The next bit of news also concerns where THEY have been badly let down by a French firm. In April THEY organized to have THEIR new kitchen oven installed in a new unit and paid 50 euros for someone to just come along and measure up. And that is where it is still at by the end of August. THEY have contacted the firm, a supposedly reputable firm called Lapeyre, many times with the result that ultimately the firm said THEY have to get another artisan to visit and measure up all over again, five months later. Not surprisingly, HE has asked for HIS deposit cheque back and THEY approached a local man who has proved very reliable in the past.

This afternoon. Raymond Foret, who had received THEIR letter, came along and knocked on the door. He took one look at the problem and said ‘no bother’ and that he will come along with an artisan who will give THEM an estimate and get the job done. This has been the longest running outstanding ‘moving in’ job.
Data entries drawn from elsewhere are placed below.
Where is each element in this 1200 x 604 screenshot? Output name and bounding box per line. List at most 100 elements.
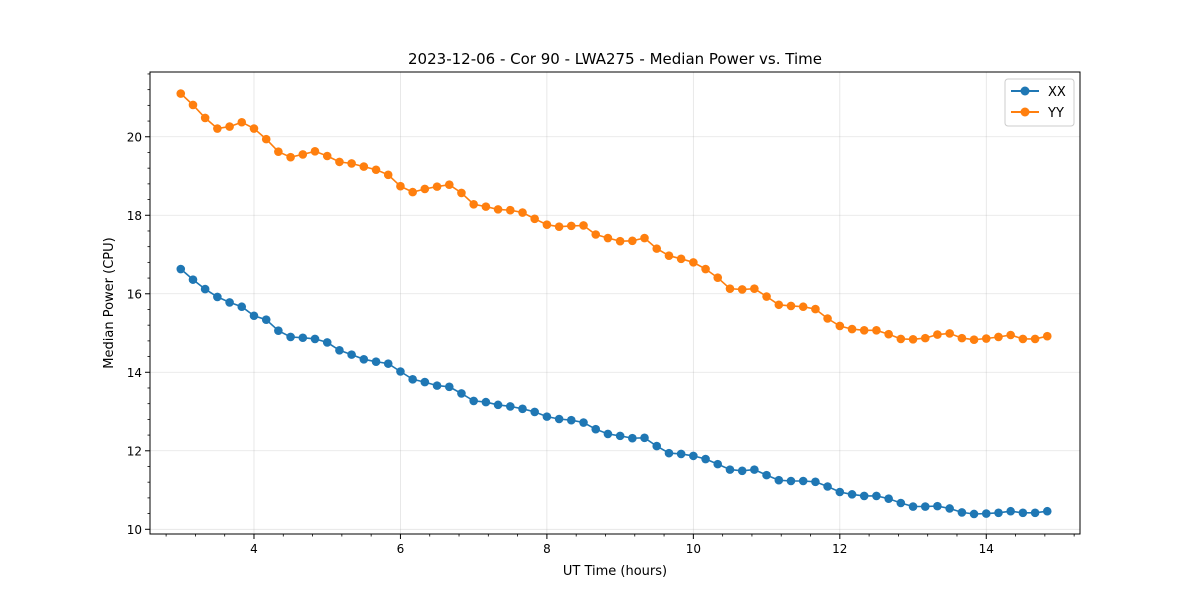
data-point-xx bbox=[469, 396, 478, 406]
data-point-xx bbox=[884, 494, 893, 503]
data-point-xx bbox=[859, 491, 869, 501]
data-point-yy bbox=[713, 273, 723, 282]
data-point-xx bbox=[518, 404, 527, 414]
data-point-xx bbox=[652, 441, 662, 451]
data-point-yy bbox=[530, 214, 539, 224]
data-point-xx bbox=[762, 470, 771, 480]
data-point-yy bbox=[335, 157, 344, 167]
data-point-yy bbox=[786, 301, 796, 311]
data-point-yy bbox=[274, 147, 283, 156]
data-point-yy bbox=[872, 325, 881, 335]
data-point-xx bbox=[261, 315, 271, 324]
data-point-xx bbox=[823, 482, 832, 491]
plot-frame bbox=[149, 71, 1081, 535]
data-point-yy bbox=[847, 324, 857, 334]
data-point-xx bbox=[444, 382, 454, 392]
x-tick-label: 4 bbox=[250, 542, 258, 556]
chart-title: 2023-12-06 - Cor 90 - LWA275 - Median Po… bbox=[408, 50, 822, 68]
data-point-yy bbox=[261, 134, 271, 144]
data-point-xx bbox=[774, 475, 784, 485]
legend-marker-yy bbox=[1020, 107, 1030, 117]
data-point-yy bbox=[566, 221, 576, 231]
data-point-xx bbox=[615, 431, 625, 441]
data-point-xx bbox=[554, 414, 564, 424]
data-point-xx bbox=[566, 415, 576, 425]
data-point-xx bbox=[957, 508, 967, 517]
data-point-yy bbox=[481, 202, 491, 211]
data-point-xx bbox=[628, 433, 637, 443]
data-point-yy bbox=[640, 233, 649, 243]
series-layer bbox=[176, 89, 1052, 519]
data-point-xx bbox=[225, 298, 234, 307]
grid-layer bbox=[150, 72, 1080, 534]
data-point-xx bbox=[213, 292, 222, 302]
data-point-yy bbox=[750, 284, 759, 293]
data-point-xx bbox=[701, 454, 710, 464]
data-point-yy bbox=[811, 304, 820, 314]
data-point-yy bbox=[591, 230, 601, 239]
x-tick-label: 12 bbox=[832, 542, 847, 556]
y-tick-label: 14 bbox=[127, 366, 142, 380]
data-point-yy bbox=[859, 325, 869, 335]
data-point-yy bbox=[628, 236, 637, 246]
data-point-xx bbox=[1018, 508, 1028, 518]
data-point-yy bbox=[615, 236, 625, 246]
legend-label-yy: YY bbox=[1047, 106, 1064, 121]
data-point-xx bbox=[237, 302, 247, 312]
data-point-yy bbox=[823, 314, 832, 323]
legend-label-xx: XX bbox=[1048, 85, 1066, 100]
data-point-xx bbox=[530, 407, 539, 417]
data-point-xx bbox=[920, 502, 930, 511]
x-tick-label: 8 bbox=[543, 542, 551, 556]
data-point-xx bbox=[981, 509, 991, 518]
data-point-xx bbox=[371, 357, 381, 366]
data-point-xx bbox=[603, 429, 613, 439]
data-point-yy bbox=[1042, 331, 1052, 341]
data-point-yy bbox=[408, 187, 417, 197]
data-point-yy bbox=[1006, 330, 1015, 340]
data-point-xx bbox=[420, 377, 430, 387]
legend-marker-xx bbox=[1020, 86, 1030, 96]
data-point-xx bbox=[896, 498, 906, 508]
data-point-xx bbox=[322, 338, 332, 347]
data-point-yy bbox=[493, 205, 503, 214]
data-point-yy bbox=[347, 159, 356, 168]
data-point-xx bbox=[872, 491, 881, 501]
data-point-xx bbox=[676, 449, 686, 459]
x-tick-label: 6 bbox=[397, 542, 405, 556]
data-point-xx bbox=[432, 381, 442, 390]
data-point-yy bbox=[457, 188, 466, 198]
data-point-yy bbox=[518, 208, 527, 217]
data-point-xx bbox=[640, 433, 649, 443]
data-point-xx bbox=[737, 466, 747, 476]
data-point-xx bbox=[786, 476, 796, 486]
data-point-xx bbox=[579, 418, 588, 427]
data-point-yy bbox=[774, 300, 784, 310]
y-axis-label: Median Power (CPU) bbox=[102, 237, 117, 368]
data-point-yy bbox=[689, 258, 698, 267]
data-point-yy bbox=[579, 221, 588, 230]
data-point-xx bbox=[298, 333, 308, 343]
data-point-xx bbox=[933, 501, 942, 511]
data-point-yy bbox=[225, 122, 234, 131]
data-point-xx bbox=[408, 375, 417, 384]
data-point-xx bbox=[200, 284, 210, 294]
data-point-xx bbox=[274, 326, 283, 335]
data-point-xx bbox=[811, 477, 820, 487]
data-point-yy bbox=[701, 264, 710, 274]
data-point-yy bbox=[994, 332, 1003, 342]
data-point-xx bbox=[798, 476, 808, 486]
data-point-yy bbox=[237, 117, 247, 127]
data-point-yy bbox=[176, 89, 186, 98]
data-point-xx bbox=[188, 275, 198, 284]
data-point-yy bbox=[835, 321, 845, 331]
data-point-yy bbox=[664, 251, 674, 261]
y-tick-label: 18 bbox=[127, 209, 142, 223]
data-point-yy bbox=[432, 182, 442, 191]
y-tick-label: 20 bbox=[127, 130, 142, 144]
data-point-xx bbox=[249, 311, 259, 321]
data-point-xx bbox=[359, 355, 369, 364]
data-point-yy bbox=[1018, 334, 1028, 344]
It is not the only one but, if it and the stable grills get done, all the other jobs will just fall into the background of routine maintenance (and, probably, lose the urgency by lapsing into French time).

To me her front legs are shorter than the back onesFriday 31st August 2007
I don’t think that I have told you about Big X’s latest thing. For the last few days, when we come into the stable in the morning, before breakfast, while THEY are still in bed, Big X follows THEIR example and lays down in his box. Then, when HE goes to open up the chickens and then comes along to say good morning, HE cant find him. A couple of times, HE has just managed to see his ears over the wall as X is laying down but upright, if you see what I mean. But, this morning, HE had to go and put the light on to make sure X was there. Of course. He is up and ready like the rest of us when the buckets come along.
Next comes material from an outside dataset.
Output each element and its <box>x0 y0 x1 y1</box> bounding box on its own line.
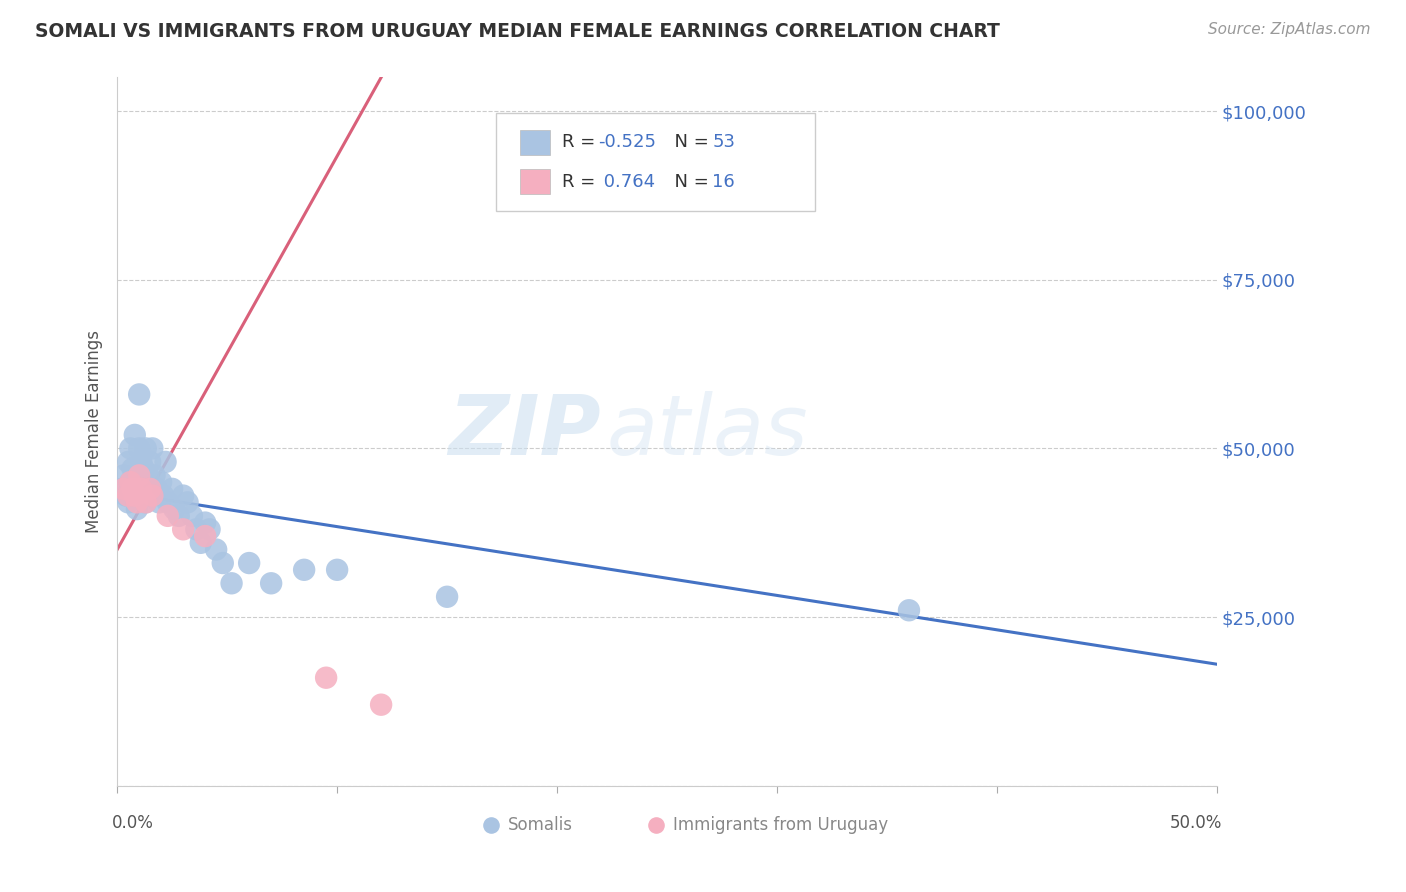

That’s another thing. We have to compete for our buckets with the hens now. As soon as they see HIM coming over from the house with the bags of vegetables that HE has just cut up to put in our feed, the four hens run to beat HIM to the feed bin. HE tries to distract them by getting a scoop of chicken feed from the bin and throwing it out in between the remorques, onto the grass. They do run out to that for a while but as soon as they hear HIM throw our feed into the buckets, they leave the chicken food and come and start to steel our food. It is not unknown for them to perch on the side of the bucket, while HIS back is turned, and then start to gobble up the grain. Even after HE has chased them away, as soon as the buckets are in our boxes, the hens rush in to share with us. Big X usually gets away with just one hen, if that, but Mims and I are in the habit of emptying our buckets on the floor so that we can get to the carrots and apples first. This is the hens first target and often either one of us will have all four hens under our feet, scratching and pecking away.
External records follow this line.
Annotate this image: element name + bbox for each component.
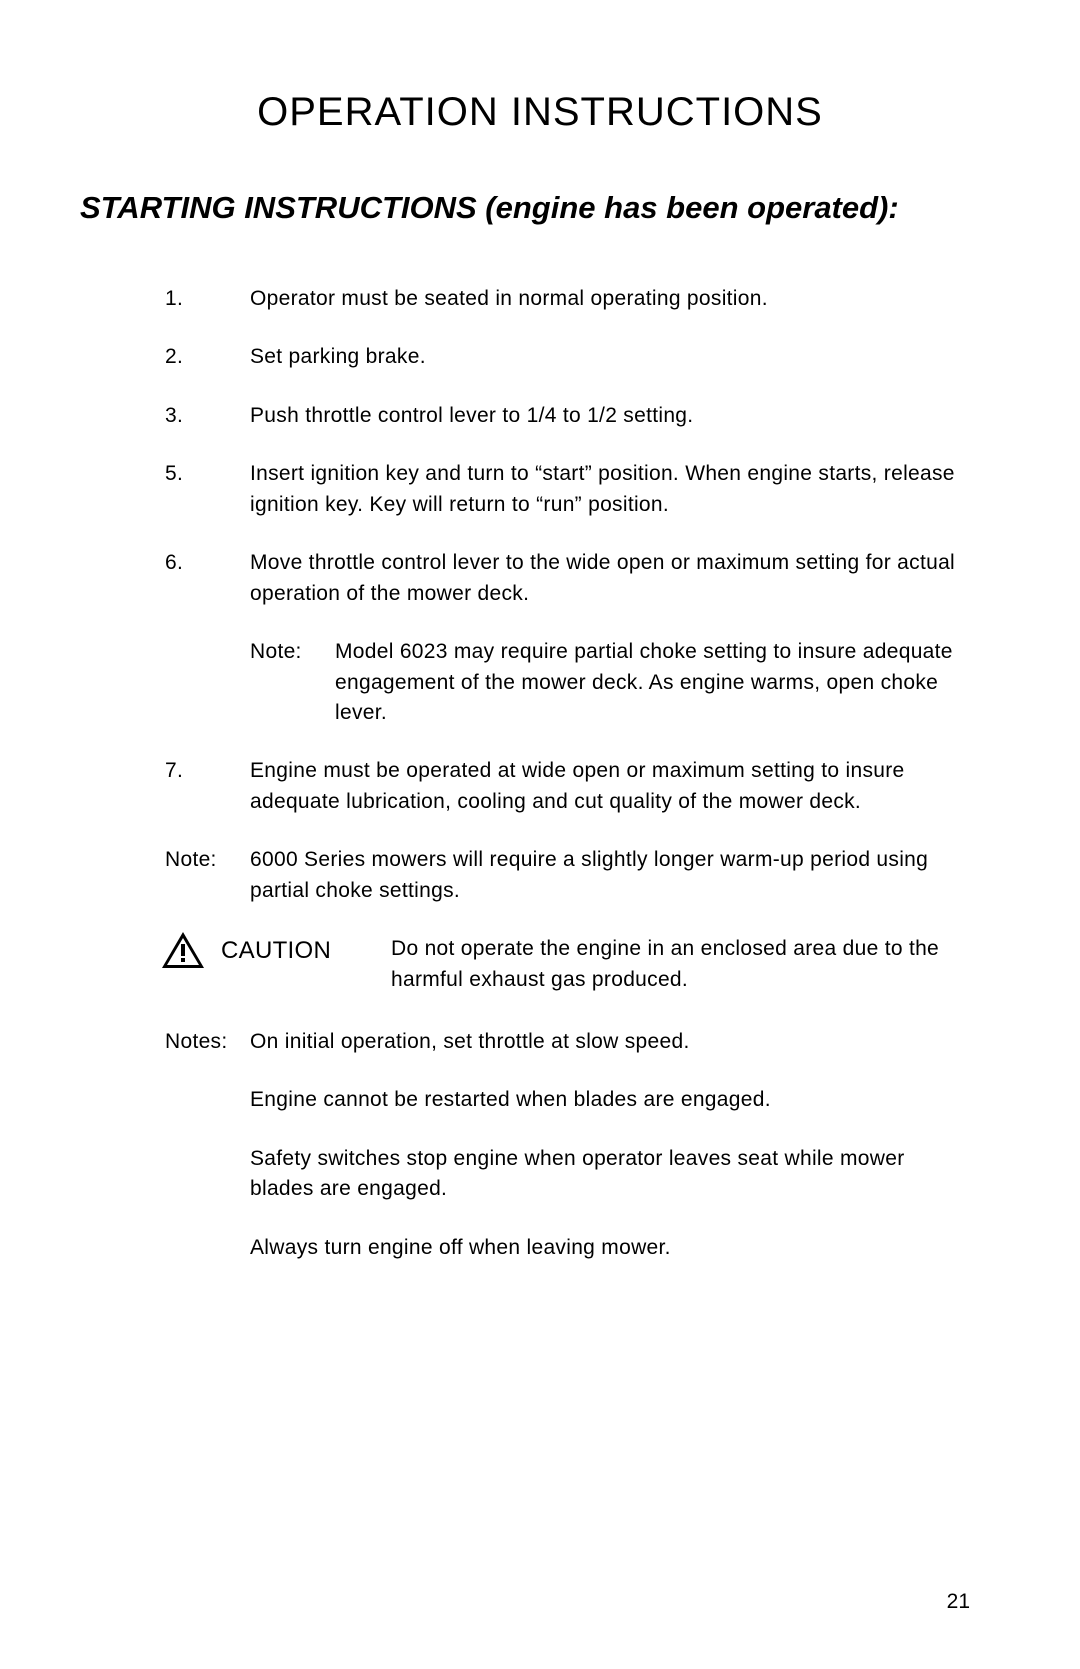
page-number: 21 [947,1590,970,1614]
instruction-item: 5. Insert ignition key and turn to “star… [165,459,960,520]
note-label: Note: [165,845,250,906]
caution-row: CAUTION Do not operate the engine in an … [160,934,960,995]
note-item: Always turn engine off when leaving mowe… [250,1233,960,1263]
instruction-text: Operator must be seated in normal operat… [250,284,960,314]
instruction-text: Set parking brake. [250,342,960,372]
page-title: OPERATION INSTRUCTIONS [90,90,990,135]
note-item: Safety switches stop engine when operato… [250,1144,960,1205]
note-text: 6000 Series mowers will require a slight… [250,845,960,906]
note-label: Note: [250,637,335,728]
note-item: On initial operation, set throttle at sl… [250,1027,960,1057]
instruction-text: Engine must be operated at wide open or … [250,756,960,817]
instruction-item: 7. Engine must be operated at wide open … [165,756,960,817]
instruction-number: 6. [165,548,250,609]
instruction-number: 7. [165,756,250,817]
instruction-text: Push throttle control lever to 1/4 to 1/… [250,401,960,431]
instruction-number: 1. [165,284,250,314]
section-title: STARTING INSTRUCTIONS (engine has been o… [80,190,990,226]
caution-label: CAUTION [221,934,391,969]
notes-content: On initial operation, set throttle at sl… [250,1027,960,1263]
caution-text: Do not operate the engine in an enclosed… [391,934,960,995]
instruction-item: 1. Operator must be seated in normal ope… [165,284,960,314]
instruction-item: 3. Push throttle control lever to 1/4 to… [165,401,960,431]
instruction-text: Insert ignition key and turn to “start” … [250,459,960,520]
instruction-item: 6. Move throttle control lever to the wi… [165,548,960,609]
instruction-list: 1. Operator must be seated in normal ope… [165,284,960,1263]
notes-section: Notes: On initial operation, set throttl… [165,1027,960,1263]
instruction-text: Move throttle control lever to the wide … [250,548,960,609]
warning-icon [160,930,206,970]
outer-note: Note: 6000 Series mowers will require a … [165,845,960,906]
note-item: Engine cannot be restarted when blades a… [250,1085,960,1115]
instruction-number: 2. [165,342,250,372]
notes-label: Notes: [165,1027,250,1263]
instruction-item: 2. Set parking brake. [165,342,960,372]
note-text: Model 6023 may require partial choke set… [335,637,960,728]
instruction-number: 3. [165,401,250,431]
inner-note: Note: Model 6023 may require partial cho… [250,637,960,728]
instruction-number: 5. [165,459,250,520]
HE went out to cut the nettles that he had previously sprayed. The spray worked on the grass and weeds all around the nettles and had some effect on the nettles themselves but they didn’t appear to be killed off altogether and HE wanted to make sure that those left standing did not seed and spread it in the wind. There had been two main large areas of nettles, one either side of the field. In addition, near to these two sites there were nettles all along the hedgerow as well. HE had filled his machine up to the brim with fuel but HE only managed to do one of the main clumps and the associated hedgerow before HE ran out of fuel. Mind you, it was just as well as HE ran out of fuel as well. HE was wearing a new set of overalls that HE bought the other day and, on top of that, the weather turned warmer. HE only just managed to get back to the house and headed straight for the shower. The trouble was that, as all HIS clothes were soaked, it took HIM ten minutes, just to get HIS clothes off.

This afternoon was devoted to sorting out which photos to include in this month’s diary. Although HE thought that HE hadn’t taken many pictures this month, it was still a question of what to include and what to eliminate. In the end, as you can see, HE has aimed for a mix of us and our environment – human, animal and the surrounding area.